What... you don't want to do that? Then just choose to WANT to do that. Right now, in this moment, just do it...

But alas, you can't, can you... How can anyone claim to have free will if they can only "choose" what they ALREADY desire and not what they don't? If you can't choose what you don't want, then how is that "free" and a power we control?
Arcesilaus
5 / 5 (1) Jul 14, 2016
Those who conducted the study have committed the fallacy of begging the question. That is, they have assumed free will exists and have made attempts to confirm this. In fact, they have demonstrated apparent choice which is still a product of prior causes that lie outside of the subjects' capacity of control. In studies of free will, one might wish to begin with the question: "Of what is the will, free?' Unless it can be shown that something called 'the will' is free of prior causes, it seems that our choices, decisions, and actions, will invariably be a product of prior causes beyond our control.
Eikka
not rated yet Jul 14, 2016
"But prove me wrong. Choose right now to change your personal sexuality to another type. From whatever you are, pick another one - any one of the others..."

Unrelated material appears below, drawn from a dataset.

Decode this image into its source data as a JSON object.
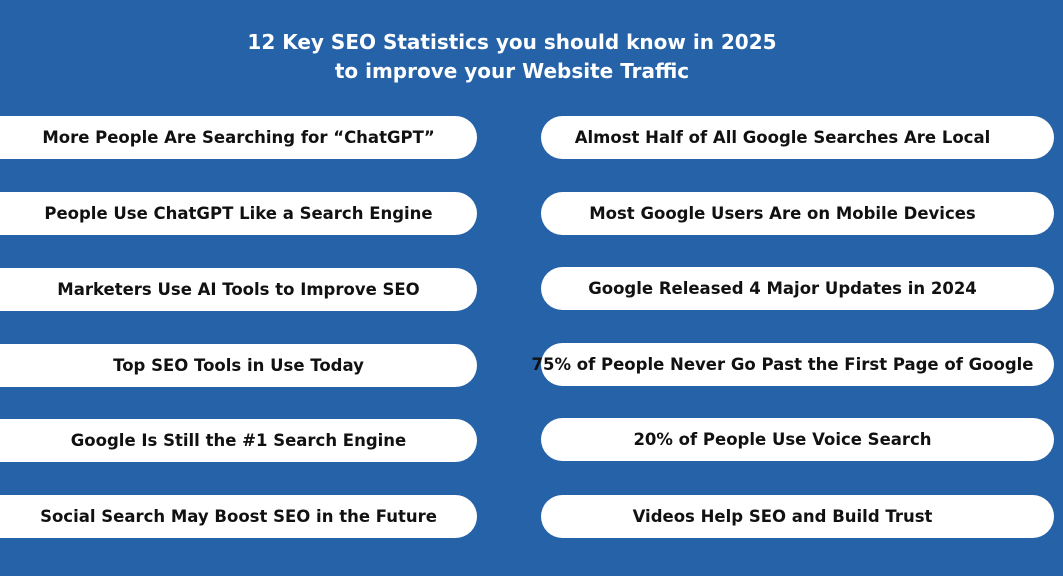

Just because you can't do it for some things doesn't mean you can't do it for all things, and how do you know you can't? Have you tried? Perhaps it takes some time and effort.

Everybody and everything are bound with causes and conditions, but that doesn't mean they cannot be free as well - just the degree to which they are changes with the causes and conditions. I can't sit and run at the same time.

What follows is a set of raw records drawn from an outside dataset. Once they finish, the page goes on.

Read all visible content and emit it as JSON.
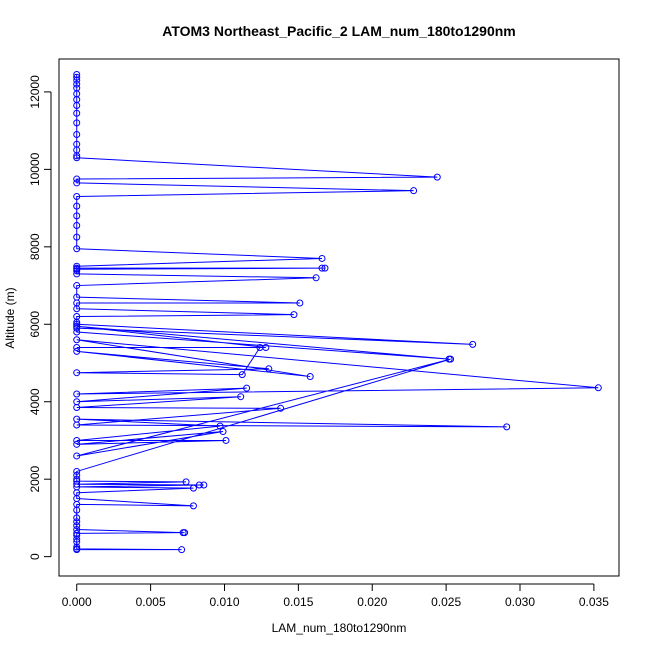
{
  "chart_data": {
    "type": "line",
    "title": "ATOM3 Northeast_Pacific_2 LAM_num_180to1290nm",
    "xlabel": "LAM_num_180to1290nm",
    "ylabel": "Altitude (m)",
    "xlim": [
      -0.0012,
      0.0367
    ],
    "ylim": [
      -500,
      12850
    ],
    "xticks": [
      0.0,
      0.005,
      0.01,
      0.015,
      0.02,
      0.025,
      0.03,
      0.035
    ],
    "xtick_labels": [
      "0.000",
      "0.005",
      "0.010",
      "0.015",
      "0.020",
      "0.025",
      "0.030",
      "0.035"
    ],
    "yticks": [
      0,
      2000,
      4000,
      6000,
      8000,
      10000,
      12000
    ],
    "ytick_labels": [
      "0",
      "2000",
      "4000",
      "6000",
      "8000",
      "10000",
      "12000"
    ],
    "grid": false,
    "marker": "open-circle",
    "series_color": "#0000ff",
    "points": [
      {
        "x": 0.0,
        "y": 12450
      },
      {
        "x": 0.0,
        "y": 12380
      },
      {
        "x": 0.0,
        "y": 12300
      },
      {
        "x": 0.0,
        "y": 12200
      },
      {
        "x": 0.0,
        "y": 12100
      },
      {
        "x": 0.0,
        "y": 11950
      },
      {
        "x": 0.0,
        "y": 11800
      },
      {
        "x": 0.0,
        "y": 11650
      },
      {
        "x": 0.0,
        "y": 11450
      },
      {
        "x": 0.0,
        "y": 11200
      },
      {
        "x": 0.0,
        "y": 10900
      },
      {
        "x": 0.0,
        "y": 10650
      },
      {
        "x": 0.0,
        "y": 10500
      },
      {
        "x": 0.0,
        "y": 10350
      },
      {
        "x": 0.0,
        "y": 10300
      },
      {
        "x": 0.0244,
        "y": 9800
      },
      {
        "x": 0.0,
        "y": 9750
      },
      {
        "x": 0.0,
        "y": 9650
      },
      {
        "x": 0.0228,
        "y": 9450
      },
      {
        "x": 0.0,
        "y": 9300
      },
      {
        "x": 0.0,
        "y": 9050
      },
      {
        "x": 0.0,
        "y": 8800
      },
      {
        "x": 0.0,
        "y": 8550
      },
      {
        "x": 0.0,
        "y": 8250
      },
      {
        "x": 0.0,
        "y": 7950
      },
      {
        "x": 0.0166,
        "y": 7700
      },
      {
        "x": 0.0,
        "y": 7500
      },
      {
        "x": 0.0,
        "y": 7450
      },
      {
        "x": 0.0168,
        "y": 7450
      },
      {
        "x": 0.0166,
        "y": 7450
      },
      {
        "x": 0.0,
        "y": 7420
      },
      {
        "x": 0.0,
        "y": 7380
      },
      {
        "x": 0.0,
        "y": 7300
      },
      {
        "x": 0.0162,
        "y": 7200
      },
      {
        "x": 0.0,
        "y": 7000
      },
      {
        "x": 0.0,
        "y": 6700
      },
      {
        "x": 0.0151,
        "y": 6550
      },
      {
        "x": 0.0,
        "y": 6550
      },
      {
        "x": 0.0,
        "y": 6400
      },
      {
        "x": 0.0147,
        "y": 6250
      },
      {
        "x": 0.0,
        "y": 6200
      },
      {
        "x": 0.0,
        "y": 6050
      },
      {
        "x": 0.0,
        "y": 6000
      },
      {
        "x": 0.0268,
        "y": 5480
      },
      {
        "x": 0.0,
        "y": 5900
      },
      {
        "x": 0.0,
        "y": 5800
      },
      {
        "x": 0.0252,
        "y": 5100
      },
      {
        "x": 0.0,
        "y": 5950
      },
      {
        "x": 0.0128,
        "y": 5400
      },
      {
        "x": 0.0,
        "y": 5400
      },
      {
        "x": 0.0124,
        "y": 5400
      },
      {
        "x": 0.0112,
        "y": 4700
      },
      {
        "x": 0.0,
        "y": 4750
      },
      {
        "x": 0.013,
        "y": 4850
      },
      {
        "x": 0.0,
        "y": 5300
      },
      {
        "x": 0.0158,
        "y": 4650
      },
      {
        "x": 0.0,
        "y": 5600
      },
      {
        "x": 0.0353,
        "y": 4360
      },
      {
        "x": 0.0,
        "y": 4200
      },
      {
        "x": 0.0115,
        "y": 4350
      },
      {
        "x": 0.0,
        "y": 4000
      },
      {
        "x": 0.0111,
        "y": 4130
      },
      {
        "x": 0.0,
        "y": 3850
      },
      {
        "x": 0.0138,
        "y": 3830
      },
      {
        "x": 0.0,
        "y": 3400
      },
      {
        "x": 0.0291,
        "y": 3350
      },
      {
        "x": 0.0,
        "y": 3550
      },
      {
        "x": 0.0097,
        "y": 3370
      },
      {
        "x": 0.0,
        "y": 3000
      },
      {
        "x": 0.0101,
        "y": 3000
      },
      {
        "x": 0.0,
        "y": 2900
      },
      {
        "x": 0.0099,
        "y": 3230
      },
      {
        "x": 0.0,
        "y": 2600
      },
      {
        "x": 0.0253,
        "y": 5100
      },
      {
        "x": 0.0,
        "y": 2200
      },
      {
        "x": 0.0,
        "y": 2100
      },
      {
        "x": 0.0,
        "y": 2000
      },
      {
        "x": 0.0,
        "y": 1950
      },
      {
        "x": 0.0074,
        "y": 1930
      },
      {
        "x": 0.0,
        "y": 1870
      },
      {
        "x": 0.0086,
        "y": 1850
      },
      {
        "x": 0.0083,
        "y": 1850
      },
      {
        "x": 0.0,
        "y": 1800
      },
      {
        "x": 0.0079,
        "y": 1770
      },
      {
        "x": 0.0,
        "y": 1650
      },
      {
        "x": 0.0,
        "y": 1500
      },
      {
        "x": 0.0079,
        "y": 1310
      },
      {
        "x": 0.0,
        "y": 1350
      },
      {
        "x": 0.0,
        "y": 1200
      },
      {
        "x": 0.0,
        "y": 1000
      },
      {
        "x": 0.0,
        "y": 900
      },
      {
        "x": 0.0,
        "y": 800
      },
      {
        "x": 0.0,
        "y": 700
      },
      {
        "x": 0.0072,
        "y": 620
      },
      {
        "x": 0.0073,
        "y": 620
      },
      {
        "x": 0.0,
        "y": 600
      },
      {
        "x": 0.0,
        "y": 550
      },
      {
        "x": 0.0,
        "y": 450
      },
      {
        "x": 0.0,
        "y": 380
      },
      {
        "x": 0.0,
        "y": 250
      },
      {
        "x": 0.0,
        "y": 200
      },
      {
        "x": 0.0071,
        "y": 180
      },
      {
        "x": 0.0,
        "y": 180
      }
    ]
  }
}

You may not be free to change your sexuality directly, but you are free to take some hormone or mind-altering drug that does it for you - supposing such can exist, and we must if we argue that sexuality is purely a matter of bodily function and no psychology is involved.

Question is, why would you do that to yourself? Perhaps the will to live a normal life overrides the will to prove points
Eikka
not rated yet Jul 14, 2016
In fact, they have demonstrated apparent choice which is still a product of prior causes that lie outside of the subjects' capacity of control. In studies of free will, one might wish to begin with the question: "Of what is the will, free?'


Of what indeed. The problem is twofold:

First is the problem of making an arbitrary distinction of what the "subject" is. For example, you on a bicycle. Is the subject you alone, or do you include the bicycle? Certainly the act of riding the cycle limits your choices as to what you can do, and also opens other choices that would not exist without.

If you take a person and isolate them in a vacuum, they stop working, but if you include the bicycle, why not include the sun and the stars? It's all there, however small the effect.

The second problem is the meaning of "free". Can anything be free, or is everything just deterministic fate.